CRFsuite: a fast implementation of Conditional Random Fields (CRFs)

http://www.chokkan.org/software/crfsuite/

Other

641 stars 208 forks source link

Feature for training CRF #83

Open niharikagupta92 opened 7 years ago

niharikagupta92 commented 7 years ago

CRFSuite provides a good pipeline for NER training and recognition using CRF. I wanted to confirm the training procedure. From what I observed, only word embeddings do not provide good accuracy. However, adding them on baseline features like contexual tokens, pos, isupper, isdigit, istitle, etc gives good accuracy. Is there anything on which I am missing out?

usptact commented 7 years ago

Beyond gazetteer features, adding Brown or Clark cluster features also improve performances. I experimented a lot with Brown cluster features and got consistent improvement across various models I built. The nice property of Brown clusters is their hierarchical nature. You can include the whole path as features and let the algorithm figure out (e.g set "-p c1=0.1" option) which are important.

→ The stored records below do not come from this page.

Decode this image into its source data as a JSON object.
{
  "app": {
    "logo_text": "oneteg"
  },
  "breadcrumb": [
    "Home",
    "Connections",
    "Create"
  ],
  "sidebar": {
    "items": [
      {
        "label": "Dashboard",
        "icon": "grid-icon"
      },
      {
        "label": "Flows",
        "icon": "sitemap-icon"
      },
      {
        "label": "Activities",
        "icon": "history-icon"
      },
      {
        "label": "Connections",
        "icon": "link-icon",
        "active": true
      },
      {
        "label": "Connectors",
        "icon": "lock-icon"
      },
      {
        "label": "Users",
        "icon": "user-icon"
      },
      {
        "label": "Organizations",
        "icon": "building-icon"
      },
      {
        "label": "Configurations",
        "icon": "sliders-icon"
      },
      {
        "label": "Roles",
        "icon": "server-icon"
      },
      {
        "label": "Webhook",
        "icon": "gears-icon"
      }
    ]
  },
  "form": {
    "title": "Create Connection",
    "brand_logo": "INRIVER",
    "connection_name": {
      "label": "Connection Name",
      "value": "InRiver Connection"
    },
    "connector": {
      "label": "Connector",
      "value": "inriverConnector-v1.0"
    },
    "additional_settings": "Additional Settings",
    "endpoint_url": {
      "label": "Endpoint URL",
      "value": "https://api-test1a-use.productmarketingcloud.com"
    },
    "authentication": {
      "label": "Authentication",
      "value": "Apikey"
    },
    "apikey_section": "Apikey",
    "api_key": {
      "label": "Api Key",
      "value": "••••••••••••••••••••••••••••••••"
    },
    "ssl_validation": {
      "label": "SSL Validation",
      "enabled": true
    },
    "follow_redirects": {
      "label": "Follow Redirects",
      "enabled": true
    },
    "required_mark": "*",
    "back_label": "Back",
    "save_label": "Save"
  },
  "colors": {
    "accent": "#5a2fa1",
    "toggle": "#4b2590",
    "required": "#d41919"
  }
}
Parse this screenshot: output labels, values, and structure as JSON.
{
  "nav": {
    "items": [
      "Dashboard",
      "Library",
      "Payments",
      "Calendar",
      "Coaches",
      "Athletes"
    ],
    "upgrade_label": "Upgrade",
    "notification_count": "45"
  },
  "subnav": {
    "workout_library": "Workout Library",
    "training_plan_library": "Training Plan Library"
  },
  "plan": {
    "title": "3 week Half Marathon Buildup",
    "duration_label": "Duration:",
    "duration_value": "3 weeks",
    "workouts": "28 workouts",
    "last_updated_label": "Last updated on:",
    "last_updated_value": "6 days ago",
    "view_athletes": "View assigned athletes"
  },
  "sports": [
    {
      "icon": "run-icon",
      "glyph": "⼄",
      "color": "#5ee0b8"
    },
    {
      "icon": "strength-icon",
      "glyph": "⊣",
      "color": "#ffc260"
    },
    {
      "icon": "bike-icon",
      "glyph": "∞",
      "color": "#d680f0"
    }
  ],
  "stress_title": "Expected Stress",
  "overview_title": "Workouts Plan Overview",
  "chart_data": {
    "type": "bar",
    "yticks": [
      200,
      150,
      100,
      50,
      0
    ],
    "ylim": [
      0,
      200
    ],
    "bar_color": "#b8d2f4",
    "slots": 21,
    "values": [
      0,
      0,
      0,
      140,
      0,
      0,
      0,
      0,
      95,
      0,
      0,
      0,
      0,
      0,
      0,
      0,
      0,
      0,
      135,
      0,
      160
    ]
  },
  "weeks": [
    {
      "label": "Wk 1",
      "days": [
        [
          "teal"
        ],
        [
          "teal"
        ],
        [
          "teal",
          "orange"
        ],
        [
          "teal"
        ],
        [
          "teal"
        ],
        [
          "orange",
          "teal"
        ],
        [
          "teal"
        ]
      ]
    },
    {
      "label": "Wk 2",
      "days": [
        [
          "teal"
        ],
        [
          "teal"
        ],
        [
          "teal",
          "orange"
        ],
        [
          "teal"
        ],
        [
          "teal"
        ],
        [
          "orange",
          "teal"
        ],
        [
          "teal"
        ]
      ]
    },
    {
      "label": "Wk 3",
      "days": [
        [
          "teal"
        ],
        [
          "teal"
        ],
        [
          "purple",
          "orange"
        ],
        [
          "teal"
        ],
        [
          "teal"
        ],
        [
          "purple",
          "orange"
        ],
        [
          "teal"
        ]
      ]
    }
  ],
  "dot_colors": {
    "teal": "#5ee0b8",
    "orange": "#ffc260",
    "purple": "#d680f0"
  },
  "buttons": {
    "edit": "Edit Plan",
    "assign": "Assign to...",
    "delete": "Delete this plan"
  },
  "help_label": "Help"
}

niharikagupta92 commented 7 years ago

I understand. I also tried including various features specific to my application. My question is slightly different. Why Baseline features+Word Embedding give good accuracy and only Word Embedding doesn't give good accuracy for CRF?

borissmidt commented 7 years ago

My guess is that the word embeddings is highly variant and require many training examples. While the other features are not. However the other features might be ambigue. Like if it starts with a capital letter is it the first word of the sentence, a name or a location?

This is where the word embedding helps to increase the accuracy because if it has a certain 'shape' or value. Thus for example if it was the first word of the sentence then the algorithm can see from the word embedding that it is a normal woord. While the other feature disagree.

Update: The word embeddings also have a high probability to find synonyms for words or words with a simular meaning. Thus it can make the rules more general then with the hand picked features alone.

usptact commented 7 years ago

I would say that baseline features work as advertised - you know what information they carry. This is because those are hand-crafted features. The word embedding features encode information about a specific word being in some context. It might capture some of the information the baseline features does but you don't know that for sure (beauty of deep learning, eh?). It is safe to say that the two are complimentary.